A new cell-based treatment for blood cancer developed by Johnson & Johnson and its China-based partner Legend Biotech Corp is now FDA-approved for use in the United States.
Carvykti, a chimeric antigen receptor T-cell therapy, is designed for use in people with multiple myeloma, a form of blood cancer. The treatment will be used on patients who have already undergone four or more other lines of therapy, including a proteasome inhibitor, an immunomodulatory agent, and a monoclonal antibody.
“We are committed to harnessing our science, deep disease understanding and capabilities to bring forward cell therapies like CARVYKTI as we continue to focus on our ultimate goal of delivering a cure for multiple myeloma,” Peter Lebowitz, global therapeutic area head of oncology at Janssen Research & Development said. “We extend our sincere gratitude to the patients, their families and the teams of researchers and study centres who have participated in the clinical study of CARVYKTI and enabled today’s approval.”

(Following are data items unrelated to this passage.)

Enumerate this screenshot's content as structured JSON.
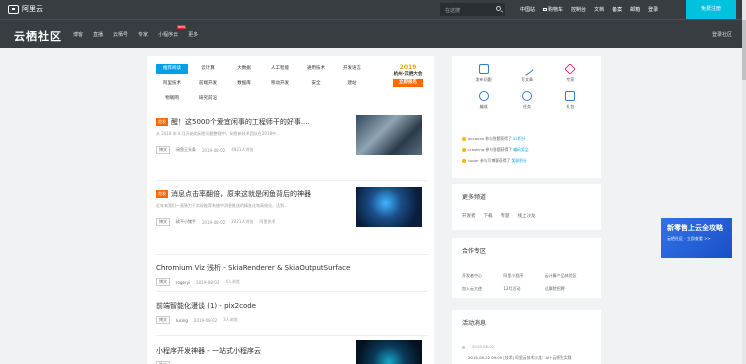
{
  "topbar": {
    "logo": "阿里云",
    "search_placeholder": "在这搜",
    "nav": [
      "中国站",
      "购物车",
      "控制台",
      "文档",
      "备案",
      "邮箱",
      "登录"
    ],
    "signup": "免费注册"
  },
  "subbar": {
    "brand": "云栖社区",
    "nav": [
      "博客",
      "直播",
      "云栖号",
      "专家",
      "小程序云",
      "更多"
    ],
    "nav_new_badge": "NEW",
    "right": "登录社区"
  },
  "tags": [
    "推荐阅读",
    "云计算",
    "大数据",
    "人工智能",
    "通用技术",
    "开发语言",
    "阿里技术",
    "前端开发",
    "数据库",
    "移动开发",
    "安全",
    "建站",
    "物联网",
    "研究前沿"
  ],
  "promo": {
    "year": "2019",
    "title": "杭州·云栖大会",
    "button": "立即报名"
  },
  "articles": [
    {
      "badge": "首发",
      "title": "醒！这5000个爱宜闲事的工程师干的好事....",
      "summary": "从 2018 年 9 月开始的闲鱼问题整理中，闲鱼新技术团队在2018中...",
      "category": "博文",
      "author": "闲鱼王头条",
      "date": "2019-08-02",
      "views": "4921人浏览"
    },
    {
      "badge": "首发",
      "title": "消息点击率翻倍，原来这就是闲鱼背后的神器",
      "summary": "近年来我们一直致力于实现推荐系统中消息推送的精准化和高效化，达到...",
      "category": "博文",
      "author": "砍不小猪手",
      "date": "2019-08-02",
      "views": "2221人浏览",
      "extra": "阿里技术"
    },
    {
      "badge": "",
      "title": "Chromium Viz 浅析 - SkiaRenderer & SkiaOutputSurface",
      "summary": "",
      "category": "博文",
      "author": "rogeryi",
      "date": "2019-08-02",
      "views": "4人浏览"
    },
    {
      "badge": "",
      "title": "前端智能化漫谈 (1) - pix2code",
      "summary": "",
      "category": "博文",
      "author": "lusing",
      "date": "2019-08-02",
      "views": "3人浏览"
    },
    {
      "badge": "",
      "title": "小程序开发神器 - 一站式小程序云",
      "summary": "",
      "category": "推广",
      "author": "",
      "date": "",
      "views": ""
    }
  ],
  "quick": {
    "items": [
      "发布问题",
      "写文章",
      "专家",
      "编成",
      "任务",
      "礼包"
    ],
    "news": [
      {
        "user": "dccanea",
        "text": "参与答题获得了",
        "link": "25积分"
      },
      {
        "user": "crashing",
        "text": "参与答题获得了",
        "link": "编码奖品"
      },
      {
        "user": "coder",
        "text": "参与写博客获得了",
        "link": "奖励积分"
      }
    ]
  },
  "more": {
    "title": "更多频道",
    "links": [
      "开发者",
      "下载",
      "专题",
      "线上沙龙"
    ]
  },
  "coop": {
    "title": "合作专区",
    "links": [
      "开发者中心",
      "阿里小程序",
      "云计算产品体验区",
      "加入云大使",
      "12月活动",
      "达摩院招聘"
    ]
  },
  "events": {
    "title": "活动消息",
    "date": "2019-08-02",
    "item": "2019-08-22 09:00 [技术] 阿里云技术沙龙：AI+云原生实践"
  },
  "float_ad": {
    "title": "新零售上云全攻略",
    "sub": "云栖社区 · 立即查看 >>"
  }
}
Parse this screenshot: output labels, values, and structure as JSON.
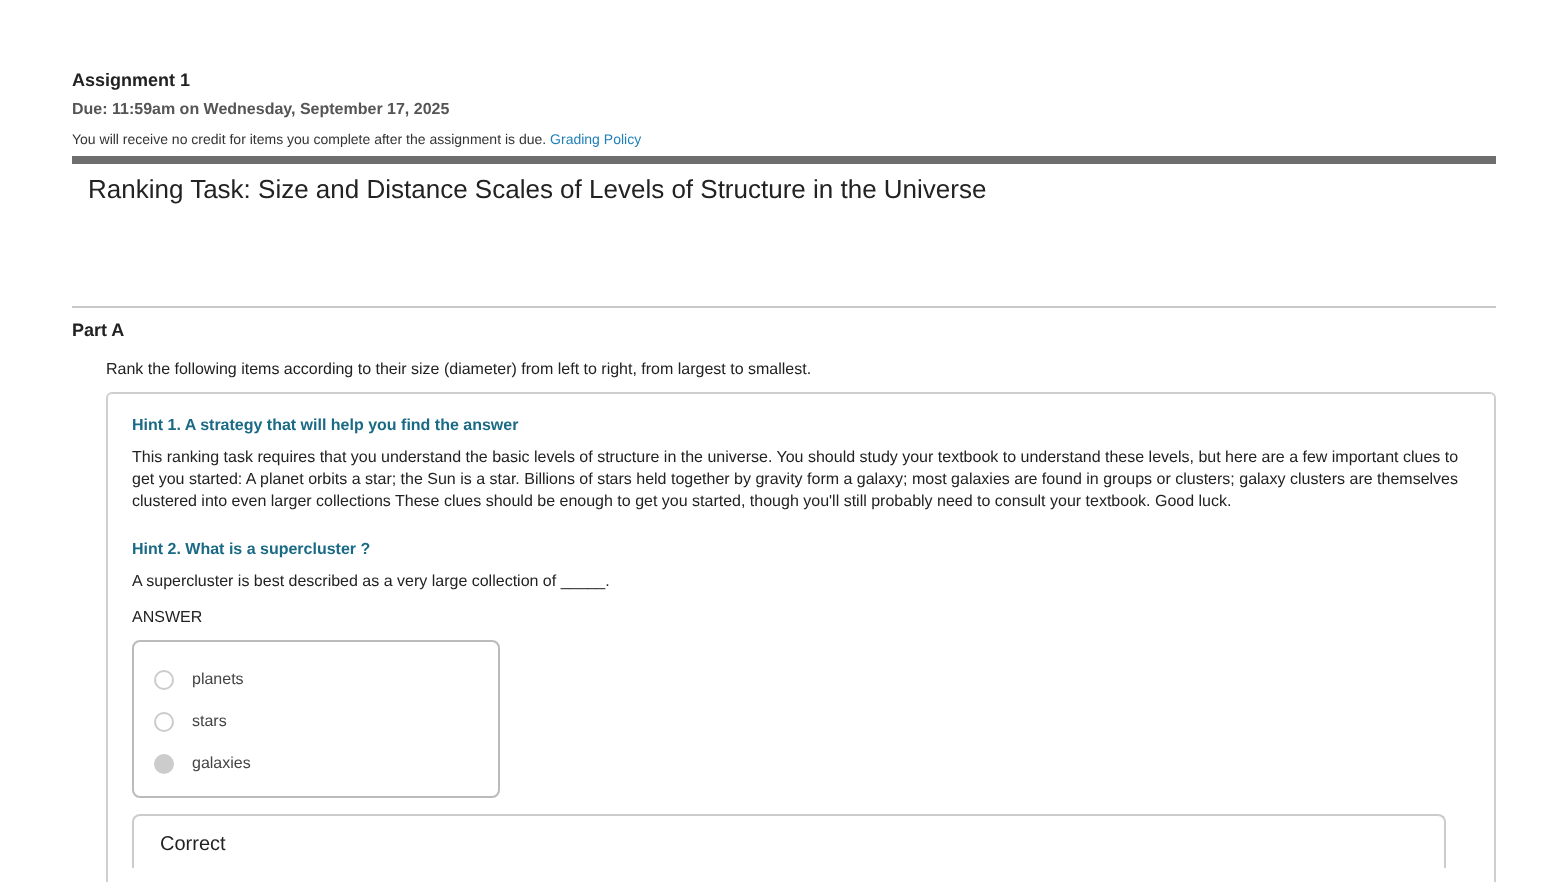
{
  "assignment": {
    "title": "Assignment 1",
    "due": "Due: 11:59am on Wednesday, September 17, 2025",
    "notice": "You will receive no credit for items you complete after the assignment is due.",
    "policy_link": "Grading Policy"
  },
  "task_title": "Ranking Task: Size and Distance Scales of Levels of Structure in the Universe",
  "part": {
    "label": "Part A",
    "instruction": "Rank the following items according to their size (diameter) from left to right, from largest to smallest.",
    "hints": [
      {
        "title": "Hint 1. A strategy that will help you find the answer",
        "text": "This ranking task requires that you understand the basic levels of structure in the universe. You should study your textbook to understand these levels, but here are a few important clues to get you started: A planet orbits a star; the Sun is a star. Billions of stars held together by gravity form a galaxy; most galaxies are found in groups or clusters; galaxy clusters are themselves clustered into even larger collections These clues should be enough to get you started, though you'll still probably need to consult your textbook. Good luck."
      },
      {
        "title": "Hint 2. What is a supercluster ?",
        "text": "A supercluster is best described as a very large collection of _____.",
        "answer_label": "ANSWER",
        "options": [
          {
            "label": "planets",
            "selected": false
          },
          {
            "label": "stars",
            "selected": false
          },
          {
            "label": "galaxies",
            "selected": true
          }
        ],
        "feedback": "Correct"
      }
    ]
  }
}
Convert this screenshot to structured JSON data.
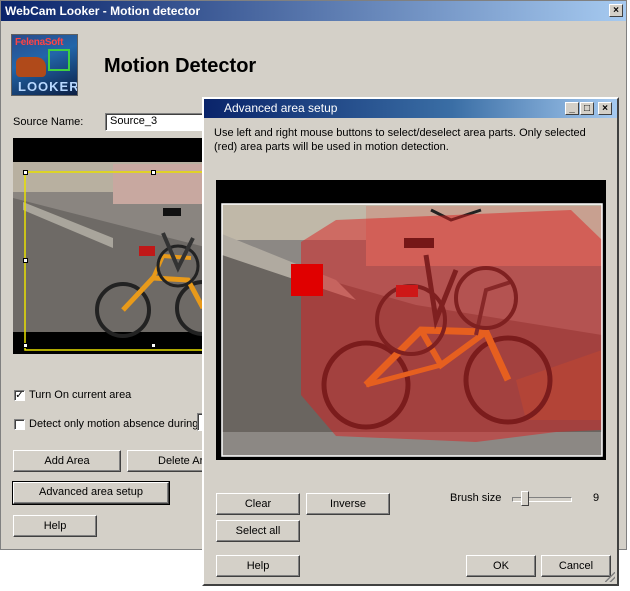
{
  "main_window": {
    "title": "WebCam Looker - Motion detector",
    "close_glyph": "×",
    "logo": {
      "top_text": "FelenaSoft",
      "bottom_text": "LOOKER"
    },
    "heading": "Motion Detector",
    "source_label": "Source Name:",
    "source_value": "Source_3",
    "turn_on_label": "Turn On current area",
    "turn_on_checked": "✓",
    "absence_label": "Detect only motion absence during",
    "add_area_label": "Add Area",
    "delete_area_label": "Delete Area",
    "advanced_label": "Advanced area setup",
    "help_label": "Help"
  },
  "dialog": {
    "title": "Advanced area setup",
    "min_glyph": "_",
    "max_glyph": "□",
    "close_glyph": "×",
    "instructions": "Use left and right mouse buttons to select/deselect area parts. Only selected (red) area parts will be used in motion detection.",
    "clear_label": "Clear",
    "inverse_label": "Inverse",
    "select_all_label": "Select all",
    "brush_label": "Brush size",
    "brush_value": "9",
    "brush_fraction": 0.2,
    "help_label": "Help",
    "ok_label": "OK",
    "cancel_label": "Cancel"
  },
  "colors": {
    "selection_red": "#e00000",
    "selection_overlay": "rgba(220,30,30,0.55)",
    "area_frame": "#e8e000"
  }
}
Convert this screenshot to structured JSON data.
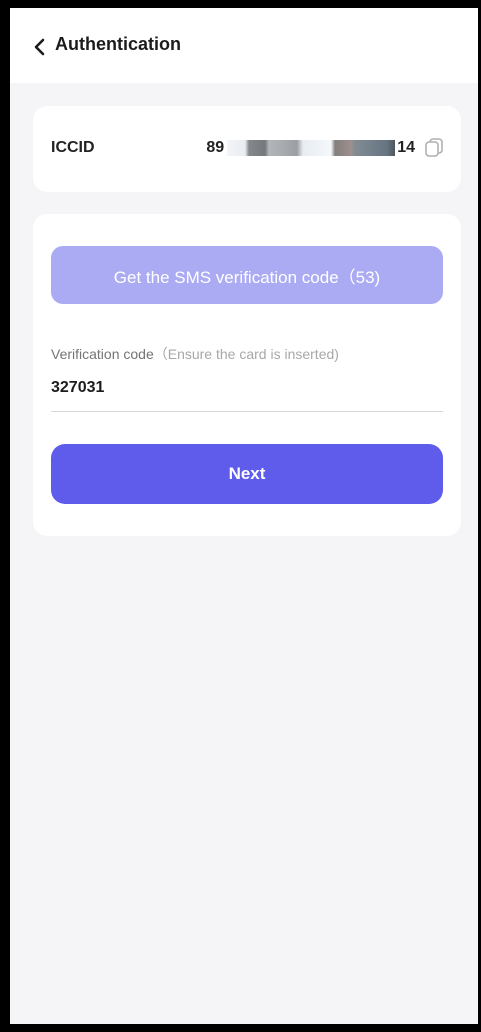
{
  "header": {
    "title": "Authentication",
    "back_icon": "chevron-left-icon"
  },
  "iccid": {
    "label": "ICCID",
    "value_prefix": "89",
    "value_suffix": "14",
    "copy_icon": "copy-icon"
  },
  "verify": {
    "sms_button_label": "Get the SMS verification code（53)",
    "field_label": "Verification code",
    "field_hint": "（Ensure the card is inserted)",
    "code_value": "327031",
    "next_label": "Next"
  },
  "colors": {
    "primary": "#5f5cec",
    "primary_disabled": "#ababf4",
    "background": "#f5f5f7"
  }
}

One of J&J’s studies, dubbed Cartitde-1, which factored significantly into the approval process, found 98 per cent of patients responded to the treatment. Additionally, 78 per cent experienced such a positive response that doctors were not able to see any signs of multiple myeloma at a follow up appointment, which was roughly two years after the treatment.
Carvykti requires a significant amount of preparation and training for doctors and nurses to properly treat patients, so much so that certification courses will be offered by Janssen and Legend Biotech, the companies that helped develop the treatment.
A limited network of certified treatment centres will start providing care in the United States later this year, with more planned to be established in the near future.
A vision for ‘eliminating cancer’
“This approval of Janssen’s first cell therapy is a testament to our continuing commitment in oncology to deliver new therapeutic options and drive toward our vision of the elimination of cancer,” Mathai Mammen, executive vice president of pharmaceuticals at Janssen R&D and Johnson & Johnson said. “Today’s approval underscores our determination to develop therapies that can help patients living with what remains an intractable blood cancer today and at the same time offer hope for the future.”
The response to the study, and the 18-month follow up to monitor patients longer term, showed the treatment has durability over time, Sundar Jagnnath, director of the centre of excellence for multiple myeloma and principal study investigator said, adding that the approval of the treatment provides an opportunity for therapy that can let patients live myeloma-free for a period of time.
Researchers are still looking into the long-term efficacy and safety of the treatment to determine how effective it will be in the future, though a 22-month follow up found that 83 per cent of patients were still responding positively.
Multiple myeloma is an incurable blood cancer caused by a buildup of abnormal plasma cells, or white blood cells that make antibodies, in bone marrow, according to the Canadian Cancer Society. The disease makes it difficult for the bone marrow to develop, which can cause anemia and fatigue due to a reduced amount of red blood cells. Multiple myeloma can also cause bone tumours. Despite some treatments being available, the five-year survival rate for multiple myeloma is 54 per cent.
Most myeloma patients (male and female) are diagnosed between 70 to 80 years of age, reports Myeloma Canada — people under the age of 45 make up just four per cent of those diagnoses.
It is estimated that in 2021, 3,800 Canadians were diagnosed with multiple myeloma — 2,300 men and 1,500 women, the Canadian Cancer Society reports. Additionally, 1,600 of the 3,800 diagnosed are estimated to have died.
Chris Arnold is a Toronto-based writer.